Map-reading Covid-19

2020 has brought data into the news like never before. From exponential curves to Bayesian probability, making sense of the pandemic has been a crash course in stats. And maps. So in a departure from my normal topics, I’m going to walk you through the biases and pitfalls everyone should know when reading maps of Covid’s spread.

Visualising data in maps and diagrams can tell a story powerfully at a glance, as pioneers like Charles Joseph Minard, Florence Nightingale, and John Snow understood. But it can be very easy to assume a map is “The Truth”, without noticing the series of choices the mapmaker has made, that can transform the story it tells.

The type of map we’re seeing everywhere during the pandemic is known as the Choropleth, a patchwork of colours representing rates of the disease across the country. It’s a great way to display data, and thanks to open data and open-source software like QGIS, it’s something anyone can now produce.

Pretty clear surely, so what can go wrong? Let’s start with a particularly topical one:

1. Binning

Binning is how you divide up your data between different colours on your map, and it’s not something you’d usually give much thought to when reading a map. But it makes the world of difference.

Consider the example below, of coronavirus rates from Public Health England’s surveillance reports, last week and then this week. (And an apology that this post focuses only on examples from England – it’s hard work to stitch together data from all four nations).

The map on the right shows twice as many cases, but looks less alarming because PHE have taken the decision to change the binning. On the left everything over 45 cases per 100,000 is red, on the right only areas over 335 are red.

This is not a criticism of PHE, they changed their weekly map for good reason, if they’d kept the binning unchanged the map would soon be all red, which tells us nothing about the distribution of cases. (It would, however, have been good practice to include a note alongside the new map drawing attention to the change.)

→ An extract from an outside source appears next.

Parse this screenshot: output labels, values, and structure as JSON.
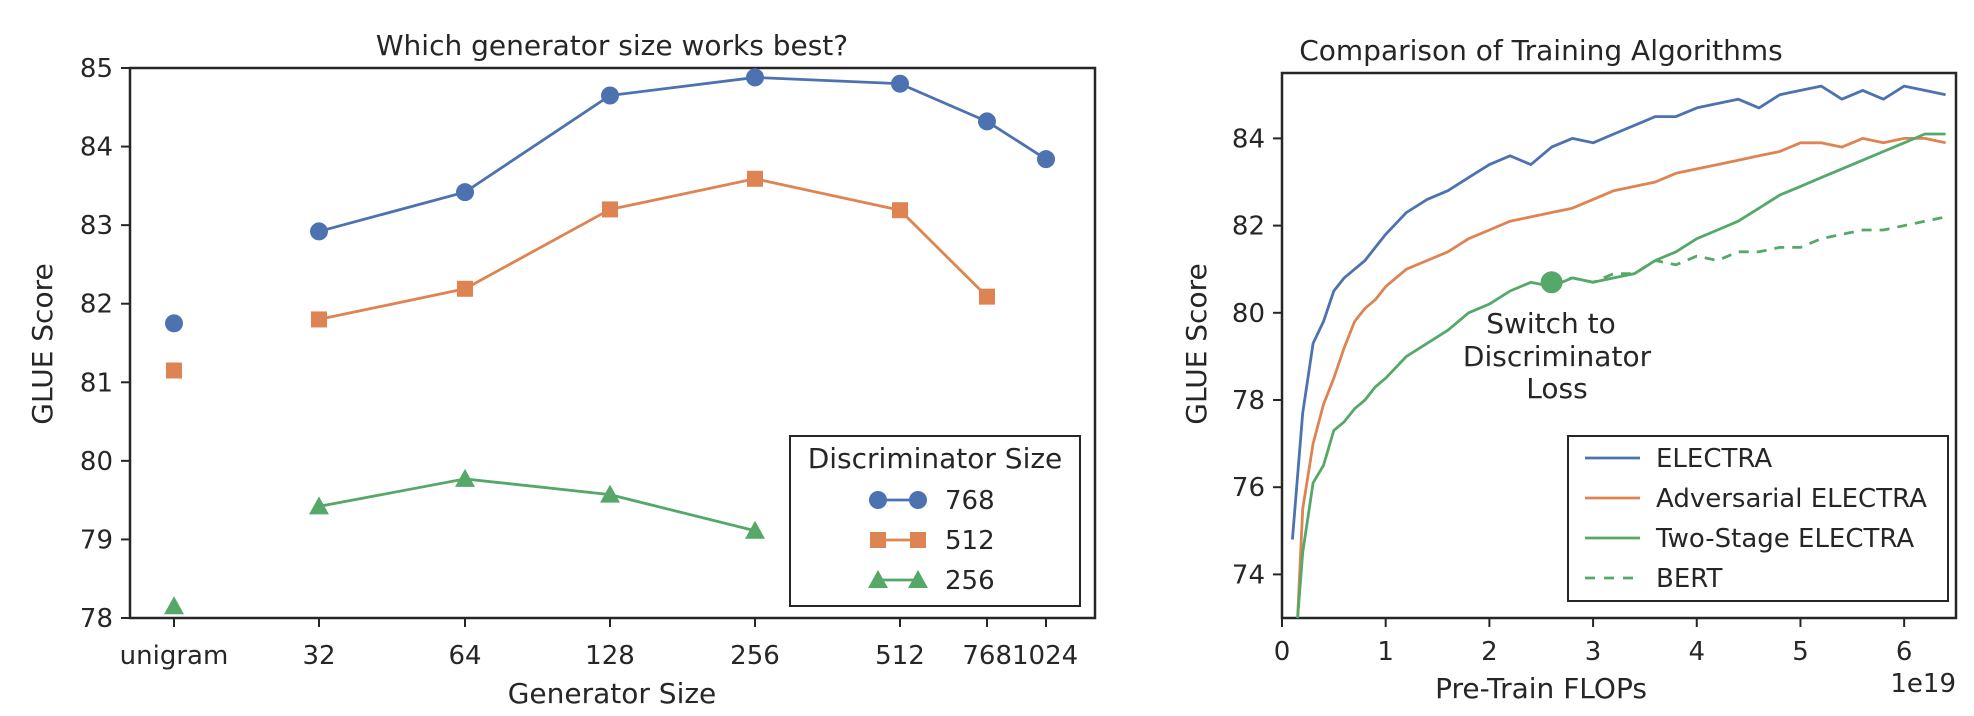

But consider what story the two maps tell, and the policy choices they suggest. Looking at the left, you might be struck by the fact that the issues being faced by much of northern England are now starting to spread to other places. You might decide that urgent pre-emptive action is needed to stop places like London following the same course.

But looking at the map on the right, you might conclude that the serious issue is concentrated in a few major urban areas in the North, and that the urgent priority should be stricter controls focused on those specific areas.

As it happens, both are true. Neither map is lying, but it can be very hard to get the binning right to tell both stories at the same time.

And here’s another quirk of data bins to watch out for – look at the keys on the maps below. They show exactly the same data but the one of the left has the bins arranged into four equal intervals, 143 cases wide. The one on the right has the bins arranged to cover an equal number of councils, 38 in each.

Again, neither is right or wrong, both tell you something important and true, but they’re telling you something different. It’s a good illustration of why you shouldn’t assume that your first impression of a data map is necessarily the whole story.

2. Colour gradients

Linked to the binning problem, is the colour scheme, which can greatly influence our understanding of a map. A simple gradient of one colour is often clearest (and also best for for colour blindness), but the choice of colour makes a difference to our emotional reaction – from soothing cool blues to alarming reds.

And colour can also be used to imply a particular threshold, or draw our attention to one area. The maps below show exactly the same data, but by picking out some bins in a different colour the map on the right gives a strong message about where is OK and where is not. This approach has been used regularly by some news channels.

Yet again, to stress, this is not necessarily wrong. There is a particularly acute problem in the red areas that needs urgent attention. But we need to be aware with maps like these that a choice has been made about what threshold to highlight, and decide if it’s appropriate.

3. Scale and detail

Generally with maps, more detail is better, but only if that doesn’t obscure the bigger picture.

In the maps above you may notice that Devon stands out as much worse than the rest of the south west. Are new county-wide rules needed to curb the spread? Should you call and check in on your elderly aunt in Ilfracombe?

We need to be careful because a more detailed look can completely change our understanding of what’s going on, and what the best policy response should be. Using the government’s detailed interactive map, below, we find that more than 80% of Devon’s cases are in one small part of Exeter. Probably due to the predictably disastrous national decision to pack students off to halls for in-person teaching.

But yes, you should still call your elderly aunt in Ilfracombe anyway!

But too much detail can mean missing the wood for the trees. Using the same map for a wider view, the worrying dark blue clusters in places like Leeds, Bradford and Manchester are almost completely obscured by grey lines. And who knows from this what’s happening in London. It is often better to design these maps without lines around the boundaries (even though that’s usually the default), as it can hide the detail.

4. Rural dominance

This brings us to a related problem – the fact that maps represent land, but often what we’re really interested in is people.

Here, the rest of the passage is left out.